Robusta coffee, particularly the famous India Robusta cherry, is widely admired by Europeans for its robustness and delicate flavor. Robusta is ideal for blends.
The Monsoon Malabar is the most popular Indian coffee all over the world.
Indian Coffee in Global Market:
In the coffee market, India’s annual coffee output is rising to allow the nation to rank sixth among the world’s major coffee producers. India exported up to 80% of its coffee bean production, accounting for 4% of the world coffee market.
- India is the world’s sixth-largest producer and fifth-largest exporter of coffee.
- It is the third-largest coffee producer in Asia.
- It accounts for 3.14 percent of world coffee output (2019-20).
- Indian produced 299,300 million tons of coffee during 2019-20.
According to a report by global trade finance business Drip Capital, India exported approximately $720 million worth of coffee in 2020-21, with Robusta coffee beans accounting for 42% of total exports (DGFT).
Coffee Exports from India:
Coffee exports from India were US$ 738.86 million between April 2019 and March 2020.
From April 2020 through March 2021, total coffee exports totaled US$ 719.50 million, with a March 2021 total of US$ 97.41 million.
Coffee exports totaled $71.46 million in April 2021.
India exports Seventy percent of its coffee produce in India while thirty percent is consumed locally.
According to the study, Italy is India’s most important market, accounting for more than 20% of all bean coffee exports.
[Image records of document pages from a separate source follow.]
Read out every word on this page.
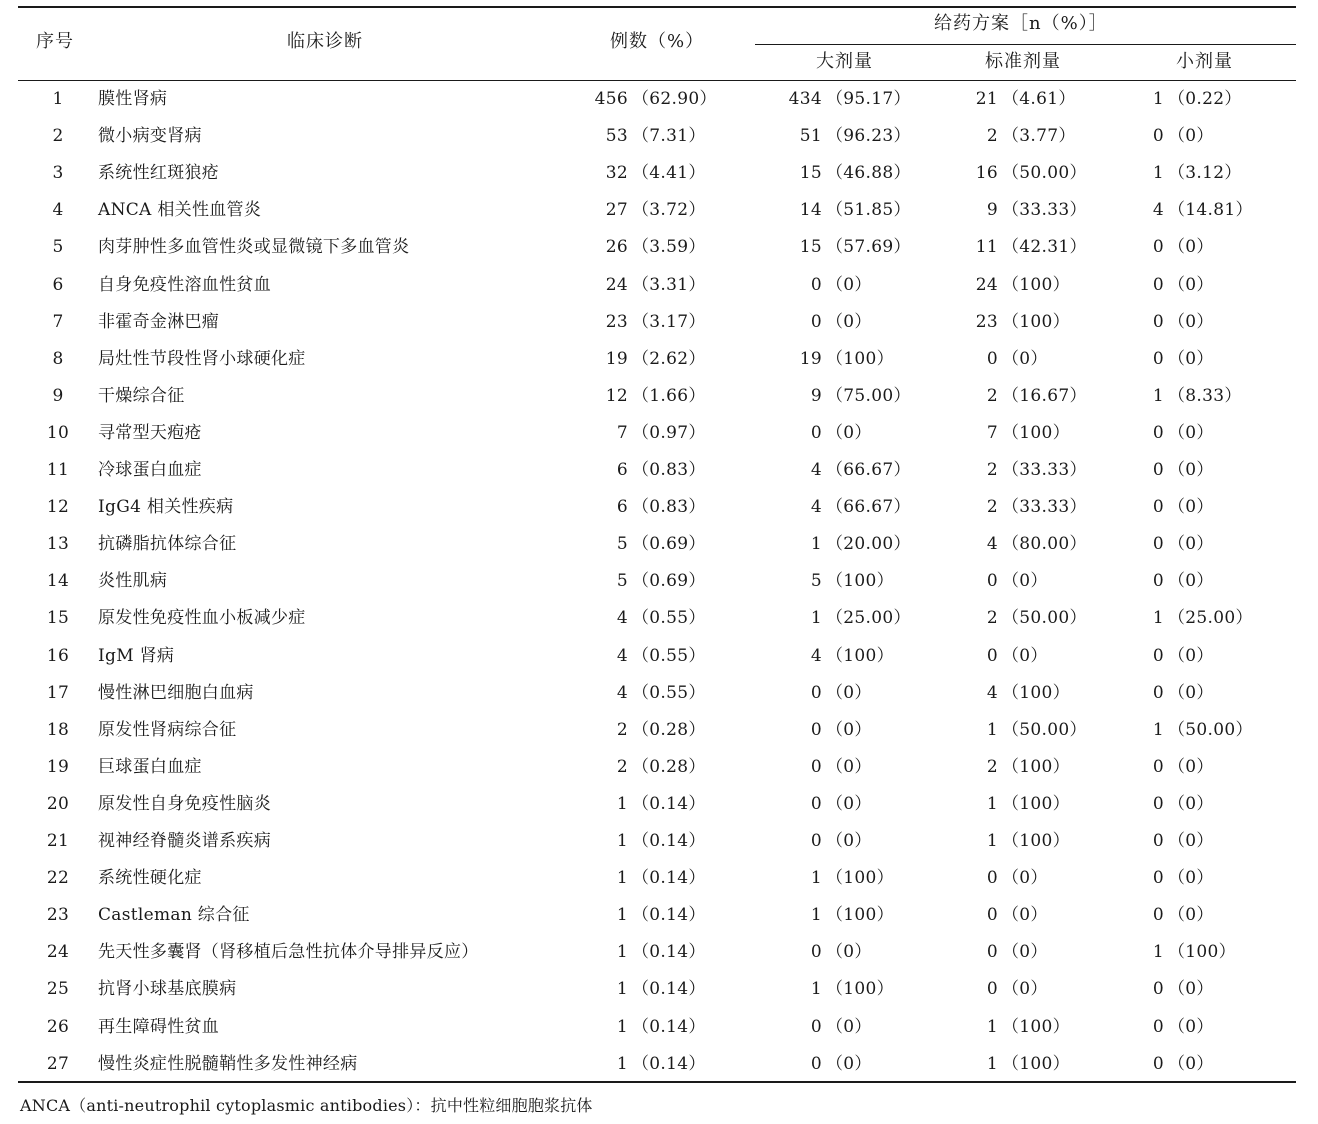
序号	临床诊断	例数（%）
给药方案［n（%）］
大剂量	标准剂量	小剂量
1	膜性肾病	456 （62.90）	434 （95.17）	21 （4.61）	1 （0.22）
2	微小病变肾病	53 （7.31）	51 （96.23）	2 （3.77）	0 （0）
3	系统性红斑狼疮	32 （4.41）	15 （46.88）	16 （50.00）	1 （3.12）
4	ANCA 相关性血管炎	27 （3.72）	14 （51.85）	9 （33.33）	4 （14.81）
5	肉芽肿性多血管性炎或显微镜下多血管炎	26 （3.59）	15 （57.69）	11 （42.31）	0 （0）
6	自身免疫性溶血性贫血	24 （3.31）	0 （0）	24 （100）	0 （0）
7	非霍奇金淋巴瘤	23 （3.17）	0 （0）	23 （100）	0 （0）
8	局灶性节段性肾小球硬化症	19 （2.62）	19 （100）	0 （0）	0 （0）
9	干燥综合征	12 （1.66）	9 （75.00）	2 （16.67）	1 （8.33）
10	寻常型天疱疮	7 （0.97）	0 （0）	7 （100）	0 （0）
11	冷球蛋白血症	6 （0.83）	4 （66.67）	2 （33.33）	0 （0）
12	IgG4 相关性疾病	6 （0.83）	4 （66.67）	2 （33.33）	0 （0）
13	抗磷脂抗体综合征	5 （0.69）	1 （20.00）	4 （80.00）	0 （0）
14	炎性肌病	5 （0.69）	5 （100）	0 （0）	0 （0）
15	原发性免疫性血小板减少症	4 （0.55）	1 （25.00）	2 （50.00）	1 （25.00）
16	IgM 肾病	4 （0.55）	4 （100）	0 （0）	0 （0）
17	慢性淋巴细胞白血病	4 （0.55）	0 （0）	4 （100）	0 （0）
18	原发性肾病综合征	2 （0.28）	0 （0）	1 （50.00）	1 （50.00）
19	巨球蛋白血症	2 （0.28）	0 （0）	2 （100）	0 （0）
20	原发性自身免疫性脑炎	1 （0.14）	0 （0）	1 （100）	0 （0）
21	视神经脊髓炎谱系疾病	1 （0.14）	0 （0）	1 （100）	0 （0）
22	系统性硬化症	1 （0.14）	1 （100）	0 （0）	0 （0）
23	Castleman 综合征	1 （0.14）	1 （100）	0 （0）	0 （0）
24	先天性多囊肾（肾移植后急性抗体介导排异反应）	1 （0.14）	0 （0）	0 （0）	1 （100）
25	抗肾小球基底膜病	1 （0.14）	1 （100）	0 （0）	0 （0）
26	再生障碍性贫血	1 （0.14）	0 （0）	1 （100）	0 （0）
27	慢性炎症性脱髓鞘性多发性神经病	1 （0.14）	0 （0）	1 （100）	0 （0）
ANCA（anti-neutrophil cytoplasmic antibodies）：抗中性粒细胞胞浆抗体
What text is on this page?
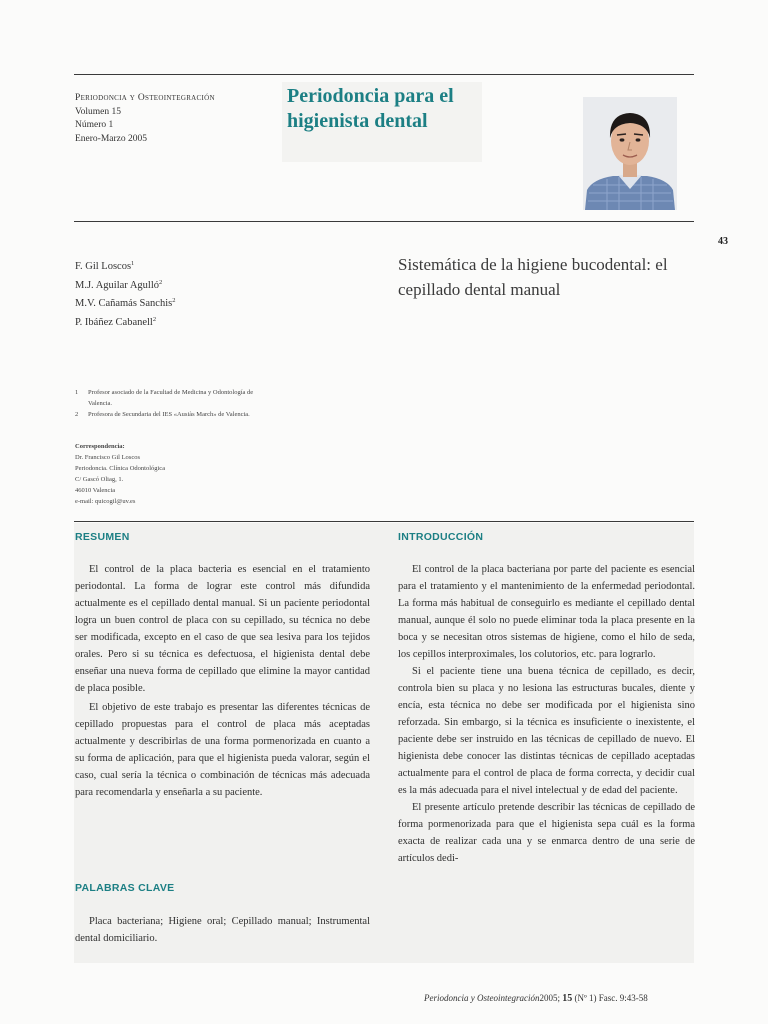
Periodoncia y Osteointegración
Volumen 15
Número 1
Enero-Marzo 2005
Periodoncia para el
higienista dental
43
F. Gil Loscos$^1$
M.J. Aguilar Agulló$^2$
M.V. Cañamás Sanchis$^2$
P. Ibáñez Cabanell$^2$
Sistemática de la higiene bucodental: el cepillado dental manual
1	Profesor asociado de la Facultad de Medicina y Odontología de Valencia.
2	Profesora de Secundaria del IES «Ausiàs March» de Valencia.
Correspondencia:
Dr. Francisco Gil Loscos
Periodoncia. Clínica Odontológica
C/ Gascó Oliag, 1.
46010 Valencia
e-mail: quicogil@uv.es
RESUMEN

El control de la placa bacteria es esencial en el tratamiento periodontal. La forma de lograr este control más difundida actualmente es el cepillado dental manual. Si un paciente periodontal logra un buen control de placa con su cepillado, su técnica no debe ser modificada, excepto en el caso de que sea lesiva para los tejidos orales. Pero si su técnica es defectuosa, el higienista dental debe enseñar una nueva forma de cepillado que elimine la mayor cantidad de placa posible.

El objetivo de este trabajo es presentar las diferentes técnicas de cepillado propuestas para el control de placa más aceptadas actualmente y describirlas de una forma pormenorizada en cuanto a su forma de aplicación, para que el higienista pueda valorar, según el caso, cual sería la técnica o combinación de técnicas más adecuada para recomendarla y enseñarla a su paciente.

PALABRAS CLAVE

Placa bacteriana; Higiene oral; Cepillado manual; Instrumental dental domiciliario.

INTRODUCCIÓN

El control de la placa bacteriana por parte del paciente es esencial para el tratamiento y el mantenimiento de la enfermedad periodontal. La forma más habitual de conseguirlo es mediante el cepillado dental manual, aunque él solo no puede eliminar toda la placa presente en la boca y se necesitan otros sistemas de higiene, como el hilo de seda, los cepillos interproximales, los colutorios, etc. para lograrlo.

Si el paciente tiene una buena técnica de cepillado, es decir, controla bien su placa y no lesiona las estructuras bucales, diente y encía, esta técnica no debe ser modificada por el higienista sino reforzada. Sin embargo, si la técnica es insuficiente o inexistente, el paciente debe ser instruido en las técnicas de cepillado de nuevo. El higienista debe conocer las distintas técnicas de cepillado aceptadas actualmente para el control de placa de forma correcta, y decidir cual es la más adecuada para el nivel intelectual y de edad del paciente.

El presente artículo pretende describir las técnicas de cepillado de forma pormenorizada para que el higienista sepa cuál es la forma exacta de realizar cada una y se enmarca dentro de una serie de artículos dedi-

Periodoncia y Osteointegración2005; 15 (Nº 1) Fasc. 9:43-58
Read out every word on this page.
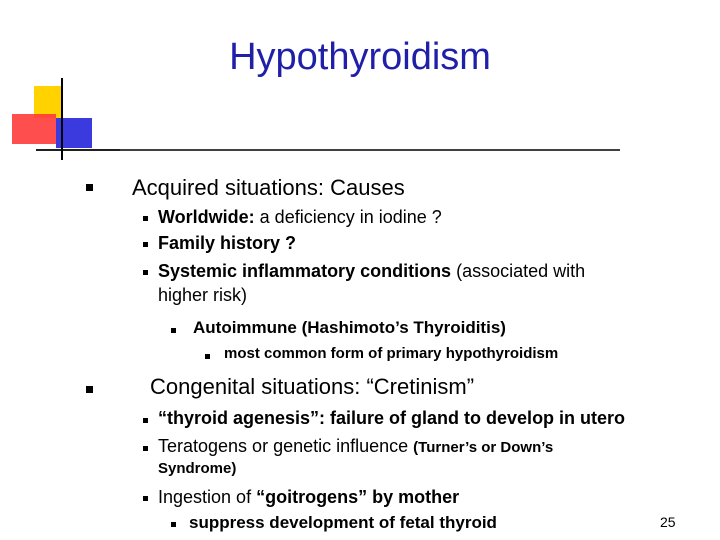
Hypothyroidism
Acquired situations: Causes
Worldwide: a deficiency in iodine ?
Family history ?
Systemic inflammatory conditions (associated with
higher risk)
Autoimmune (Hashimoto’s Thyroiditis)
most common form of primary hypothyroidism
Congenital situations: “Cretinism”
“thyroid agenesis”: failure of gland to develop in utero
Teratogens or genetic influence (Turner’s or Down’s
Syndrome)
Ingestion of “goitrogens” by mother
suppress development of fetal thyroid	25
While Arabica coffee is exported to the Middle East, Europeans prefer the stronger and caustic flavors of the Indian Robusta variety.
In addition, Russia, Poland, the United States, Turkey, and Malaysia purchased over half of all coffee preparations manufactured in India in FY20, totaling nearly $141 million.
India is now the third-largest supplier of coffee preparations to Poland; Indian exporters should continue to focus on gaining a major market share in Poland and the United States for instant coffee.
India’s coffee exporters can expand their niche in the global coffee market with a little value addition and assistance from the Coffee Board and the government.
The Coffee Board of India conducts research, development, extension, quality enhancement, and local and international promotion of Indian coffee. The board has organized the India International Coffee Festival, a biannual event conducted in India in conjunction with other industry players, since 2002.